En cierto sentido, podríamos decir que la dracofobia es un síntoma de buena salud. Nadie, a fin de cuentas, quisiera morir carbonizado por un dragón en las alturas de su monstruosa y embelesante gloria. Sin embargo, el miedo al que alude Le Guin en su título no era la aversión a la majestuosa bestia escupefuego. La imaginación, la mente consagrada a una facultad no utilitaria, era el verdadero horror de los norteamericanos de esos tiempos. Que alguien pudiera atreverse a amar lo imposible, aquello de lo que no se puede redituar, era inconcebible, ignominioso, un espanto por derecho propio. Que alguien anhelara refugiarse ahí era lo peor de lo peor.

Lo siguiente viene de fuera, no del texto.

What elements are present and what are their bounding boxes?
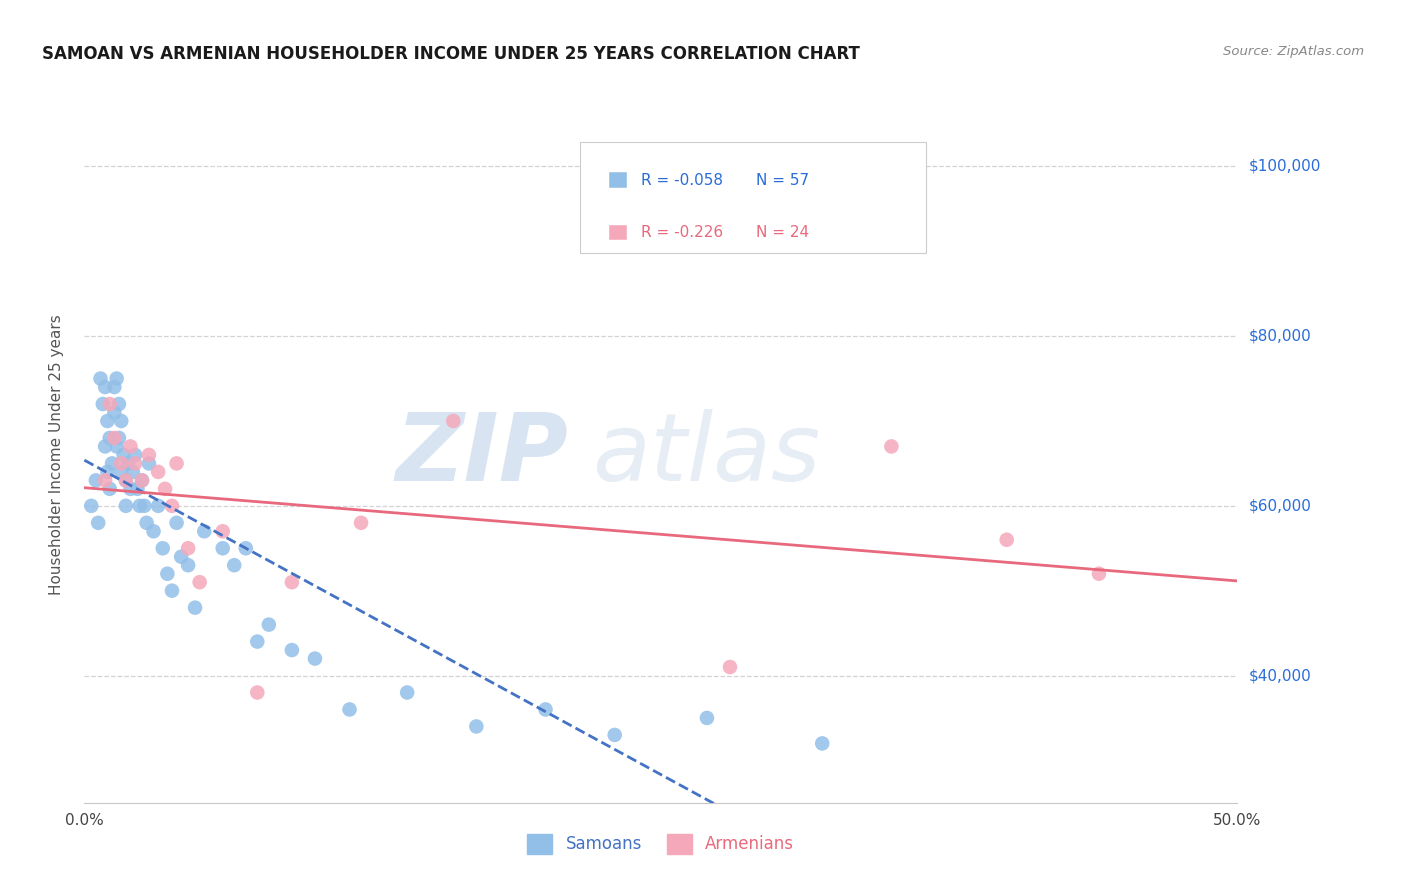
Point — [94, 474, 117, 488]
Text: Source: ZipAtlas.com: Source: ZipAtlas.com — [1223, 45, 1364, 58]
Point — [146, 499, 169, 513]
Text: ZIP: ZIP — [395, 409, 568, 501]
Point — [235, 541, 257, 556]
Point — [166, 457, 188, 471]
Point — [224, 558, 246, 573]
Point — [94, 380, 117, 394]
Point — [160, 583, 183, 598]
Point — [131, 474, 153, 488]
Point — [96, 465, 118, 479]
Point — [103, 431, 125, 445]
Point — [98, 482, 121, 496]
Point — [124, 457, 146, 471]
Point — [138, 448, 160, 462]
Point — [534, 702, 557, 716]
Point — [339, 702, 361, 716]
Point — [160, 499, 183, 513]
Point — [257, 617, 280, 632]
Point — [177, 558, 200, 573]
Point — [89, 371, 111, 385]
Point — [811, 736, 834, 750]
Point — [120, 439, 142, 453]
Point — [134, 499, 156, 513]
Point — [193, 524, 215, 539]
Point — [124, 448, 146, 462]
Point — [108, 431, 131, 445]
Point — [142, 524, 165, 539]
Point — [281, 575, 304, 590]
Point — [110, 457, 132, 471]
Point — [211, 524, 233, 539]
Text: $80,000: $80,000 — [1249, 328, 1312, 343]
Point — [146, 465, 169, 479]
Point — [80, 499, 103, 513]
Point — [98, 397, 121, 411]
Point — [718, 660, 741, 674]
Point — [304, 651, 326, 665]
Point — [96, 414, 118, 428]
Point — [110, 465, 132, 479]
Legend: Samoans, Armenians: Samoans, Armenians — [520, 827, 801, 861]
Point — [127, 482, 149, 496]
Text: $40,000: $40,000 — [1249, 668, 1312, 683]
Point — [153, 482, 176, 496]
Text: N = 57: N = 57 — [756, 172, 808, 187]
Point — [121, 465, 143, 479]
Point — [396, 685, 419, 699]
Point — [177, 541, 200, 556]
Point — [91, 397, 114, 411]
Point — [246, 685, 269, 699]
Point — [103, 405, 125, 419]
Point — [350, 516, 373, 530]
Point — [170, 549, 193, 564]
Point — [117, 457, 139, 471]
Point — [995, 533, 1018, 547]
Text: N = 24: N = 24 — [756, 225, 808, 240]
Point — [98, 431, 121, 445]
Point — [166, 516, 188, 530]
Text: atlas: atlas — [592, 409, 820, 500]
Point — [135, 516, 157, 530]
Point — [188, 575, 211, 590]
Point — [110, 414, 132, 428]
Point — [105, 371, 128, 385]
Point — [156, 566, 179, 581]
Point — [84, 474, 107, 488]
Text: R = -0.058: R = -0.058 — [641, 172, 723, 187]
Point — [115, 474, 138, 488]
Point — [101, 457, 124, 471]
Point — [281, 643, 304, 657]
Point — [108, 397, 131, 411]
Point — [115, 499, 138, 513]
Point — [103, 380, 125, 394]
Point — [128, 499, 150, 513]
Point — [112, 448, 135, 462]
FancyBboxPatch shape — [609, 172, 627, 187]
Point — [120, 482, 142, 496]
Text: R = -0.226: R = -0.226 — [641, 225, 723, 240]
Point — [184, 600, 207, 615]
Y-axis label: Householder Income Under 25 years: Householder Income Under 25 years — [49, 315, 63, 595]
Point — [105, 439, 128, 453]
Point — [1088, 566, 1111, 581]
Point — [696, 711, 718, 725]
Point — [131, 474, 153, 488]
Point — [115, 474, 138, 488]
Text: SAMOAN VS ARMENIAN HOUSEHOLDER INCOME UNDER 25 YEARS CORRELATION CHART: SAMOAN VS ARMENIAN HOUSEHOLDER INCOME UN… — [42, 45, 860, 62]
Point — [441, 414, 464, 428]
Point — [465, 719, 488, 733]
Point — [152, 541, 174, 556]
Text: $100,000: $100,000 — [1249, 159, 1320, 174]
Point — [211, 541, 233, 556]
FancyBboxPatch shape — [581, 142, 927, 253]
FancyBboxPatch shape — [609, 225, 627, 240]
Point — [138, 457, 160, 471]
Point — [246, 634, 269, 648]
Point — [603, 728, 626, 742]
Point — [94, 439, 117, 453]
Point — [880, 439, 903, 453]
Point — [87, 516, 110, 530]
Text: $60,000: $60,000 — [1249, 499, 1312, 513]
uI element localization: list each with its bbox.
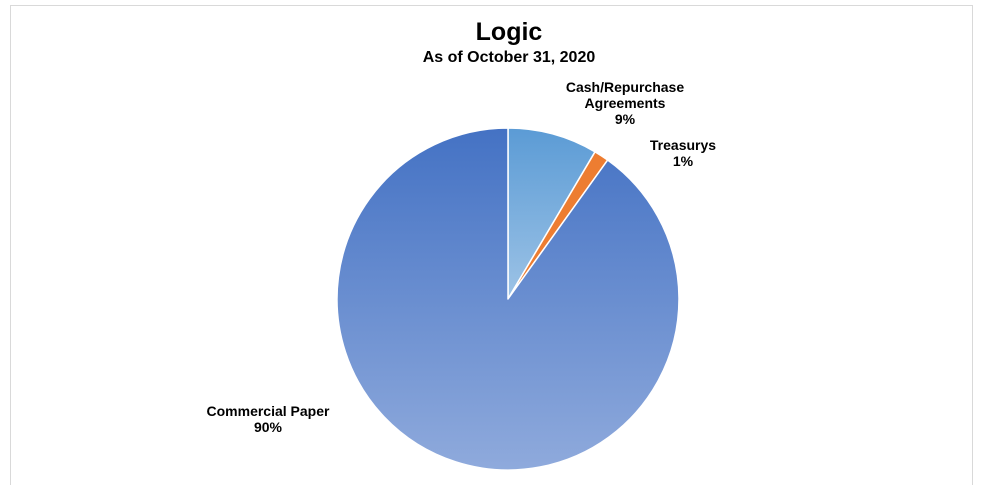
data-label-category: Treasurys (650, 137, 716, 153)
data-label-treasurys: Treasurys 1% (650, 137, 716, 169)
data-label-percent: 1% (673, 153, 694, 169)
pie-slices (336, 127, 680, 471)
data-label-cash-repurchase-agreements: Cash/Repurchase Agreements 9% (566, 79, 684, 127)
data-label-percent: 9% (615, 111, 636, 127)
data-label-commercial-paper: Commercial Paper 90% (207, 403, 330, 435)
data-label-category: Commercial Paper (207, 403, 330, 419)
data-label-percent: 90% (254, 419, 283, 435)
chart-title: Logic (476, 18, 543, 46)
pie-slice-commercial-paper (336, 127, 680, 471)
pie-data-labels: Cash/Repurchase Agreements 9% Treasurys 1% Co… (207, 79, 717, 435)
data-label-category: Agreements (585, 95, 666, 111)
chart-subtitle: As of October 31, 2020 (423, 49, 596, 66)
pie-slice-cash-repurchase-agreements (507, 127, 596, 300)
data-label-category: Cash/Repurchase (566, 79, 684, 95)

No obstante, Le Guin observó inmediatamente que el “antídoto” de la dracofobia estaba en lo que ella llamó el falso realismo de las historias de millonarios, playas y holetes lujosos. Esta observación es particularmente valiosa viniendo de una autora que se formó con autores como Tolstoy y Virginia Woolf. Curiosamente, el “realismo en un sentido amplio” de los autores modernos y premodernos aquí aparece como una fuerza positiva. Que, más tarde, la autora completara la idea afirmando que necesitábamos realistas de una realidad más amplia refuerza la idea todavía más. La fantafobia es, en último término, el miedo de esa realidad ancha, vasta y generosa.
Más preguntas que respuestas
Durante un almuerzo posterior a un evento académico en el que Paula argumentó a favor de dinamizar el precario estado de la fantasía en los estudios académicos, un colega (hoy amigo) me preguntó si acaso pensaba que aquello que hoy llamamos fantafobia no sería, en realidad, un miedo a la infancia. La fantasía, después de todo, es un género que se asocia a la niñez y (por ende) a los mandatos sociales vinculados a esta última. Algún día, se nos dice, hay que crecer. Bajo ese prisma, la ciencia ficción y el terror son más fáciles de disfrazar bajo una pátina de seriedad. Aunque la premisa es tentadora, es preciso rechazarla. Hay niños y niñas que aman a los robots y a los fantasmas tanto como a las hadas o a los elfos. El miedo es posterior y tiene que ver con pulsiones más profundas.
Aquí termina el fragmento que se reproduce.